Saudi FM: Vienna talks to test if Iran serious on Syria
Saudi foreign minister’s comments come after Tehran accepts invitation by US and Russia to attend meeting over Syria.
International talks in Vienna this week will test whether Russia and Iran are “serious” about finding a political solution to the war in Syria, the Saudi foreign minister has said.
Adel al-Jubeir’s comments on Wednesday came after Iran announced it was accepting an invitation by the US and Russia to attend the talks in the Austrian capital.
“If they’re serious we will know, and if they’re not serious we will also know and stop wasting time with them,” Jubeir said at a news conference in Riyadh, the Saudi capital, with visiting British Foreign Secretary Philip Hammond.

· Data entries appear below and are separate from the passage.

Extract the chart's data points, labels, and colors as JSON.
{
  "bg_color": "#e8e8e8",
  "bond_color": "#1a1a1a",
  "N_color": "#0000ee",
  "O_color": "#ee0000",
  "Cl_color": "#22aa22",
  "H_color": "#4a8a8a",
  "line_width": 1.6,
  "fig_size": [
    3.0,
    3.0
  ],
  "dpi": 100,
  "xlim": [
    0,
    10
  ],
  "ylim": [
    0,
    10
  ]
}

The two-day talks will also “test the intentions of the Syrians and the Russians,” Jubeir said.
The talks formally begin on Friday but US Secretary of State John Kerry was expected to meet some other participants later on Thursday.
Nearly 20 nations have signalled that they will attend.
‘Bridge the gap’
Hammond said the meetings will be a chance to see if it is possible to “bridge the gap” between Iran and Russia on one side, and other countries against Bashar al-Assad, on the opposite side, on the role of the Syrian president.

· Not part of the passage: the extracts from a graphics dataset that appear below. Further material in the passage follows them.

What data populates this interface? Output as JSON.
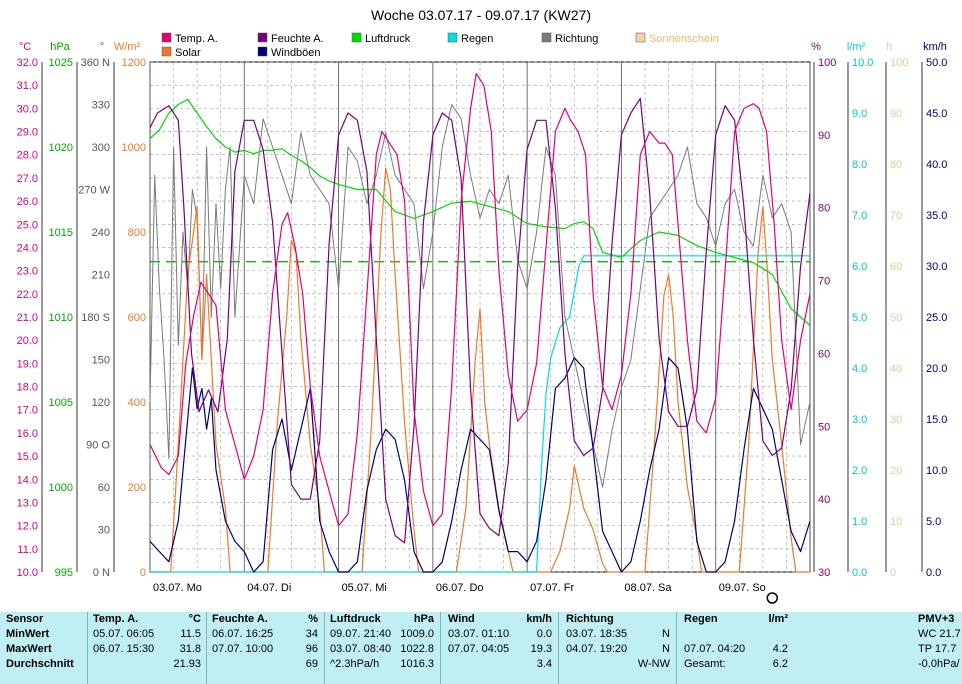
{
  "title": "Woche 03.07.17 - 09.07.17 (KW27)",
  "legend": [
    {
      "label": "Temp. A.",
      "color": "#e0007a",
      "key": "temp"
    },
    {
      "label": "Solar",
      "color": "#f07828",
      "key": "solar"
    },
    {
      "label": "Feuchte A.",
      "color": "#7a007a",
      "key": "humidity"
    },
    {
      "label": "Windböen",
      "color": "#00007a",
      "key": "gusts"
    },
    {
      "label": "Luftdruck",
      "color": "#00dd00",
      "key": "pressure"
    },
    {
      "label": "Regen",
      "color": "#00dddd",
      "key": "rain"
    },
    {
      "label": "Richtung",
      "color": "#7a7a7a",
      "key": "direction"
    },
    {
      "label": "Sonnenschein",
      "color": "#f5d2a0",
      "key": "sunshine"
    }
  ],
  "axes": {
    "temp": {
      "unit": "°C",
      "color": "#e0007a",
      "ticks": [
        "32.0",
        "31.0",
        "30.0",
        "29.0",
        "28.0",
        "27.0",
        "26.0",
        "25.0",
        "24.0",
        "23.0",
        "22.0",
        "21.0",
        "20.0",
        "19.0",
        "18.0",
        "17.0",
        "16.0",
        "15.0",
        "14.0",
        "13.0",
        "12.0",
        "11.0",
        "10.0"
      ]
    },
    "pressure": {
      "unit": "hPa",
      "color": "#00aa00",
      "ticks": [
        "1025",
        "1020",
        "1015",
        "1010",
        "1005",
        "1000",
        "995"
      ]
    },
    "direction": {
      "unit": "°",
      "color": "#555555",
      "ticks": [
        "360 N",
        "330",
        "300",
        "270 W",
        "240",
        "210",
        "180 S",
        "150",
        "120",
        "90 O",
        "60",
        "30",
        "0 N"
      ]
    },
    "solar": {
      "unit": "W/m²",
      "color": "#f07828",
      "ticks": [
        "1200",
        "1000",
        "800",
        "600",
        "400",
        "200",
        "0"
      ]
    },
    "humidity": {
      "unit": "%",
      "color": "#7a007a",
      "ticks": [
        "100",
        "90",
        "80",
        "70",
        "60",
        "50",
        "40",
        "30"
      ]
    },
    "rain": {
      "unit": "l/m²",
      "color": "#00c8c8",
      "ticks": [
        "10.0",
        "9.0",
        "8.0",
        "7.0",
        "6.0",
        "5.0",
        "4.0",
        "3.0",
        "2.0",
        "1.0",
        "0.0"
      ]
    },
    "sunshine": {
      "unit": "h",
      "color": "#f0c890",
      "ticks": [
        "100",
        "90",
        "80",
        "70",
        "60",
        "50",
        "40",
        "30",
        "20",
        "10",
        "0"
      ]
    },
    "wind": {
      "unit": "km/h",
      "color": "#00007a",
      "ticks": [
        "50.0",
        "45.0",
        "40.0",
        "35.0",
        "30.0",
        "25.0",
        "20.0",
        "15.0",
        "10.0",
        "5.0",
        "0.0"
      ]
    }
  },
  "x_labels": [
    "03.07. Mo",
    "04.07. Di",
    "05.07. Mi",
    "06.07. Do",
    "07.07. Fr",
    "08.07. Sa",
    "09.07. So"
  ],
  "chart_data": {
    "type": "line",
    "title": "Woche 03.07.17 - 09.07.17 (KW27)",
    "x_unit": "day",
    "x_range": [
      0,
      7
    ],
    "x_categories": [
      "03.07. Mo",
      "04.07. Di",
      "05.07. Mi",
      "06.07. Do",
      "07.07. Fr",
      "08.07. Sa",
      "09.07. So"
    ],
    "series": [
      {
        "name": "Temp. A.",
        "axis": "temp",
        "ylim": [
          10,
          32
        ],
        "x": [
          0,
          0.06,
          0.12,
          0.2,
          0.3,
          0.38,
          0.46,
          0.54,
          0.62,
          0.7,
          0.8,
          0.9,
          1.0,
          1.1,
          1.2,
          1.3,
          1.4,
          1.46,
          1.54,
          1.62,
          1.7,
          1.8,
          1.9,
          2.0,
          2.1,
          2.2,
          2.3,
          2.4,
          2.46,
          2.54,
          2.62,
          2.7,
          2.8,
          2.9,
          3.0,
          3.1,
          3.2,
          3.3,
          3.4,
          3.46,
          3.54,
          3.62,
          3.7,
          3.8,
          3.9,
          4.0,
          4.1,
          4.2,
          4.3,
          4.4,
          4.46,
          4.54,
          4.62,
          4.7,
          4.8,
          4.9,
          5.0,
          5.1,
          5.2,
          5.3,
          5.4,
          5.46,
          5.54,
          5.62,
          5.7,
          5.8,
          5.9,
          6.0,
          6.1,
          6.2,
          6.3,
          6.4,
          6.46,
          6.54,
          6.62,
          6.7,
          6.8,
          6.9,
          7.0
        ],
        "y": [
          15.5,
          15,
          14.5,
          14.2,
          15,
          19,
          21,
          22.5,
          22,
          21.5,
          17,
          15.5,
          14,
          15,
          17,
          22,
          25,
          25.5,
          24,
          22,
          18,
          15,
          13.5,
          12,
          12.5,
          16,
          22,
          28,
          29,
          28.5,
          28,
          26,
          17,
          13.5,
          12,
          12.5,
          18,
          26,
          30,
          31.5,
          31,
          29,
          23,
          18.5,
          16.5,
          17,
          19,
          24,
          29,
          30,
          29.5,
          29,
          28,
          22,
          18,
          17,
          18.5,
          22,
          28,
          29,
          28.5,
          28.5,
          28,
          24,
          20,
          16.5,
          16,
          17.5,
          23,
          29,
          30,
          30.2,
          30,
          29,
          25,
          20,
          17,
          20,
          22
        ]
      },
      {
        "name": "Feuchte A.",
        "axis": "humidity",
        "ylim": [
          30,
          100
        ],
        "x": [
          0,
          0.08,
          0.2,
          0.3,
          0.36,
          0.44,
          0.52,
          0.62,
          0.72,
          0.82,
          0.9,
          1.0,
          1.1,
          1.2,
          1.3,
          1.4,
          1.5,
          1.6,
          1.7,
          1.8,
          1.9,
          2.0,
          2.1,
          2.2,
          2.3,
          2.4,
          2.5,
          2.6,
          2.7,
          2.8,
          2.9,
          3.0,
          3.1,
          3.2,
          3.3,
          3.4,
          3.5,
          3.6,
          3.7,
          3.8,
          3.9,
          4.0,
          4.1,
          4.2,
          4.3,
          4.4,
          4.5,
          4.6,
          4.7,
          4.8,
          4.9,
          5.0,
          5.1,
          5.2,
          5.3,
          5.4,
          5.5,
          5.6,
          5.7,
          5.8,
          5.9,
          6.0,
          6.1,
          6.2,
          6.3,
          6.4,
          6.5,
          6.6,
          6.7,
          6.8,
          6.9,
          7.0
        ],
        "y": [
          91,
          93,
          94,
          92,
          80,
          60,
          52,
          55,
          52,
          62,
          85,
          92,
          92,
          88,
          78,
          60,
          42,
          40,
          40,
          48,
          75,
          90,
          93,
          92,
          85,
          62,
          40,
          35,
          34,
          50,
          78,
          90,
          93,
          92,
          84,
          55,
          38,
          36,
          35,
          45,
          72,
          88,
          92,
          92,
          80,
          60,
          48,
          46,
          47,
          55,
          75,
          90,
          93,
          95,
          82,
          62,
          52,
          50,
          50,
          55,
          74,
          90,
          94,
          92,
          80,
          62,
          48,
          46,
          47,
          55,
          72,
          82
        ]
      },
      {
        "name": "Luftdruck",
        "axis": "pressure",
        "ylim": [
          995,
          1025
        ],
        "x": [
          0,
          0.1,
          0.2,
          0.3,
          0.4,
          0.5,
          0.6,
          0.7,
          0.8,
          0.9,
          1.0,
          1.1,
          1.2,
          1.3,
          1.4,
          1.5,
          1.6,
          1.7,
          1.8,
          1.9,
          2.0,
          2.2,
          2.4,
          2.6,
          2.8,
          3.0,
          3.2,
          3.4,
          3.6,
          3.8,
          4.0,
          4.2,
          4.4,
          4.5,
          4.6,
          4.7,
          4.8,
          5.0,
          5.2,
          5.4,
          5.6,
          5.8,
          6.0,
          6.2,
          6.4,
          6.6,
          6.8,
          7.0
        ],
        "y": [
          1020.5,
          1021,
          1022,
          1022.5,
          1022.8,
          1022,
          1021.2,
          1020.5,
          1020,
          1019.7,
          1019.8,
          1019.6,
          1019.8,
          1019.8,
          1019.9,
          1019.5,
          1019.2,
          1018.8,
          1018.3,
          1018,
          1017.8,
          1017.5,
          1017.5,
          1016.2,
          1015.8,
          1016.2,
          1016.7,
          1016.8,
          1016.5,
          1016.2,
          1015.5,
          1015.3,
          1015.2,
          1015.5,
          1015.6,
          1015.2,
          1013.8,
          1013.5,
          1014.5,
          1015,
          1014.8,
          1014.2,
          1013.8,
          1013.5,
          1013.2,
          1012.5,
          1010.5,
          1009.5
        ]
      },
      {
        "name": "Regen",
        "axis": "rain",
        "ylim": [
          0,
          10
        ],
        "x": [
          0,
          4.0,
          4.1,
          4.15,
          4.2,
          4.25,
          4.3,
          4.35,
          4.45,
          4.5,
          4.55,
          4.6,
          7.0
        ],
        "y": [
          0,
          0,
          0,
          2.0,
          3.5,
          4.2,
          4.5,
          4.8,
          5.0,
          5.5,
          6.0,
          6.2,
          6.2
        ]
      },
      {
        "name": "Windböen",
        "axis": "wind",
        "ylim": [
          0,
          50
        ],
        "x": [
          0,
          0.1,
          0.2,
          0.3,
          0.4,
          0.45,
          0.5,
          0.55,
          0.6,
          0.65,
          0.7,
          0.8,
          0.9,
          1.0,
          1.1,
          1.2,
          1.3,
          1.4,
          1.5,
          1.6,
          1.7,
          1.8,
          1.9,
          2.0,
          2.1,
          2.2,
          2.3,
          2.4,
          2.5,
          2.6,
          2.7,
          2.8,
          2.9,
          3.0,
          3.1,
          3.2,
          3.3,
          3.4,
          3.5,
          3.6,
          3.7,
          3.8,
          3.9,
          4.0,
          4.1,
          4.2,
          4.3,
          4.4,
          4.5,
          4.6,
          4.7,
          4.8,
          4.9,
          5.0,
          5.1,
          5.2,
          5.3,
          5.4,
          5.5,
          5.6,
          5.7,
          5.8,
          5.9,
          6.0,
          6.1,
          6.2,
          6.3,
          6.4,
          6.5,
          6.6,
          6.7,
          6.8,
          6.9,
          7.0
        ],
        "y": [
          3,
          2,
          1,
          5,
          15,
          20,
          16,
          18,
          14,
          17,
          10,
          5,
          3,
          2,
          0,
          1,
          12,
          15,
          10,
          14,
          18,
          5,
          2,
          0,
          0,
          1,
          8,
          12,
          14,
          13,
          9,
          2,
          0,
          0,
          1,
          5,
          10,
          14,
          13,
          12,
          6,
          2,
          2,
          1,
          3,
          9,
          18,
          19,
          21,
          20,
          12,
          4,
          2,
          0,
          1,
          5,
          10,
          14,
          21,
          20,
          14,
          3,
          0,
          0,
          1,
          5,
          12,
          18,
          16,
          14,
          9,
          4,
          2,
          5
        ]
      },
      {
        "name": "Solar",
        "axis": "solar",
        "ylim": [
          0,
          1200
        ],
        "x": [
          0,
          0.22,
          0.3,
          0.4,
          0.5,
          0.55,
          0.6,
          0.7,
          0.8,
          0.85,
          1.0,
          1.25,
          1.35,
          1.45,
          1.5,
          1.55,
          1.6,
          1.7,
          1.8,
          1.85,
          2.0,
          2.25,
          2.35,
          2.45,
          2.5,
          2.55,
          2.6,
          2.7,
          2.8,
          2.85,
          3.0,
          3.25,
          3.35,
          3.45,
          3.5,
          3.55,
          3.6,
          3.7,
          3.8,
          3.85,
          4.0,
          4.25,
          4.35,
          4.45,
          4.5,
          4.55,
          4.6,
          4.7,
          4.8,
          4.85,
          5.0,
          5.25,
          5.35,
          5.45,
          5.5,
          5.55,
          5.6,
          5.7,
          5.8,
          5.85,
          6.0,
          6.25,
          6.35,
          6.45,
          6.5,
          6.55,
          6.6,
          6.7,
          6.8,
          6.85,
          7.0
        ],
        "y": [
          0,
          0,
          300,
          700,
          860,
          500,
          700,
          300,
          150,
          0,
          0,
          0,
          350,
          600,
          780,
          750,
          550,
          300,
          150,
          0,
          0,
          0,
          350,
          800,
          950,
          900,
          700,
          350,
          100,
          0,
          0,
          0,
          150,
          500,
          620,
          400,
          300,
          150,
          50,
          0,
          0,
          0,
          50,
          150,
          250,
          200,
          150,
          100,
          20,
          0,
          0,
          0,
          300,
          650,
          700,
          600,
          400,
          200,
          80,
          0,
          0,
          0,
          300,
          750,
          860,
          700,
          500,
          300,
          80,
          0,
          0
        ]
      },
      {
        "name": "Richtung",
        "axis": "direction",
        "ylim": [
          0,
          360
        ],
        "x": [
          0,
          0.05,
          0.1,
          0.15,
          0.2,
          0.25,
          0.3,
          0.35,
          0.4,
          0.45,
          0.5,
          0.55,
          0.6,
          0.65,
          0.7,
          0.75,
          0.8,
          0.85,
          0.9,
          1.0,
          1.1,
          1.2,
          1.3,
          1.4,
          1.5,
          1.6,
          1.7,
          1.8,
          1.9,
          2.0,
          2.1,
          2.2,
          2.3,
          2.4,
          2.5,
          2.6,
          2.7,
          2.8,
          2.9,
          3.0,
          3.1,
          3.2,
          3.3,
          3.4,
          3.5,
          3.6,
          3.7,
          3.8,
          3.9,
          4.0,
          4.1,
          4.2,
          4.3,
          4.4,
          4.5,
          4.6,
          4.7,
          4.8,
          4.9,
          5.0,
          5.1,
          5.2,
          5.3,
          5.4,
          5.5,
          5.6,
          5.7,
          5.8,
          5.9,
          6.0,
          6.1,
          6.2,
          6.3,
          6.4,
          6.5,
          6.6,
          6.7,
          6.8,
          6.9,
          7.0
        ],
        "y": [
          120,
          280,
          200,
          150,
          80,
          300,
          160,
          240,
          200,
          270,
          250,
          150,
          300,
          180,
          260,
          200,
          270,
          300,
          180,
          280,
          260,
          320,
          300,
          280,
          260,
          310,
          280,
          270,
          260,
          200,
          300,
          290,
          260,
          280,
          310,
          280,
          270,
          260,
          200,
          240,
          300,
          330,
          320,
          280,
          250,
          270,
          260,
          280,
          220,
          200,
          240,
          300,
          280,
          180,
          150,
          120,
          90,
          60,
          100,
          130,
          150,
          200,
          250,
          260,
          270,
          280,
          300,
          260,
          250,
          230,
          260,
          270,
          240,
          230,
          280,
          250,
          260,
          240,
          90,
          120
        ]
      }
    ],
    "reference_line": {
      "axis": "pressure",
      "value": 1013.25,
      "style": "dashed",
      "color": "#00aa00"
    },
    "marker": {
      "x": 6.6,
      "symbol": "circle"
    }
  },
  "stats": {
    "sensor": {
      "header": "Sensor",
      "rows": [
        "MinWert",
        "MaxWert",
        "Durchschnitt"
      ]
    },
    "temp": {
      "header": "Temp. A.",
      "unit": "°C",
      "rows": [
        [
          "05.07.  06:05",
          "11.5"
        ],
        [
          "06.07.  15:30",
          "31.8"
        ],
        [
          "",
          "21.93"
        ]
      ]
    },
    "humidity": {
      "header": "Feuchte A.",
      "unit": "%",
      "rows": [
        [
          "06.07.  16:25",
          "34"
        ],
        [
          "07.07.  10:00",
          "96"
        ],
        [
          "",
          "69"
        ]
      ]
    },
    "pressure": {
      "header": "Luftdruck",
      "unit": "hPa",
      "rows": [
        [
          "09.07.  21:40",
          "1009.0"
        ],
        [
          "03.07.  08:40",
          "1022.8"
        ],
        [
          "^2.3hPa/h",
          "1016.3"
        ]
      ]
    },
    "wind": {
      "header": "Wind",
      "unit": "km/h",
      "rows": [
        [
          "03.07.  01:10",
          "0.0"
        ],
        [
          "07.07.  04:05",
          "19.3"
        ],
        [
          "",
          "3.4"
        ]
      ]
    },
    "direction": {
      "header": "Richtung",
      "unit": "",
      "rows": [
        [
          "03.07.  18:35",
          "N"
        ],
        [
          "04.07.  19:20",
          "N"
        ],
        [
          "",
          "W-NW"
        ]
      ]
    },
    "rain": {
      "header": "Regen",
      "unit": "l/m²",
      "rows": [
        [
          "",
          ""
        ],
        [
          "07.07.  04:20",
          "4.2"
        ],
        [
          "Gesamt:",
          "6.2"
        ]
      ]
    },
    "pmv": {
      "header": "PMV+3",
      "rows": [
        "WC 21.7",
        "TP 17.7",
        "-0.0hPa/"
      ]
    }
  }
}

While Russia and Iran think Assad should be able to stand for re-election so that the Syrian people can decide on his future, Hammond said all others agree that Assad has “too much blood on his hands” and should go.
|
Jubeir said the Saudi position had not changed. “There has to be certainty that Bashar al-Assad will leave,” he said.
Iran earlier confirmed that Foreign Minister Javad Zarif will join his counterparts from Russia, the US, Turkey, and Saudi Arabia at the talks.
The inclusion of Iran – a key backer of Assad – marks a crucial shift after Tehran was excluded from earlier talks, mainly because of opposition from Washington and Riyadh.
The Vienna discussions are expected to be the first time all major international players in the conflict, linked to the nearly five-year war, will participate.
Russia and Iran are supporting Assad’s forces. Saudi Arabia, Turkey and the West are backing rebels fighting Assad.
Iranian losses
In an interview with Al Jazeera, Iranian journalist Ghanbar Naderi said the increasing number of deaths of Iranian soldiers in Syria may have prompted Tehran to join the negotiations.
“The soldiers in Syria are not normal people, they are the top commanders from the IRGC [Iranian Revolutionary Guard Corps] and [Iranian] elite forces,” he said.
“Losing these key people in Syria, it is definitely under pressure. I think if Iran is accepting the dialogue, to now sit next to the international community, to find a way out of the Syrian crisis by dialogue and politics, I think it’s because it doesn’t want to lose any more commanders.”
Tehran officially denies it has combat troops in Syria. But there have been reports that 18 high-ranking officers have been killed in Syria in the last three years.
Iran has also spent billions of dollars in the past four years to keep Assad in power, with hundreds of its troops on the ground.
Renad Mansour, a visiting scholar at the Carnegie Middle East Centre in Beirut, said dialogue with Iran is essential to end the war in Syria.
“Iran has now accomplished the nuclear issue, which was the top priority and now they’re moving on,” he told Al Jazeera.
“And Iran isn’t happy with the situation in Syria. It wants to move away from being a pariah [state].”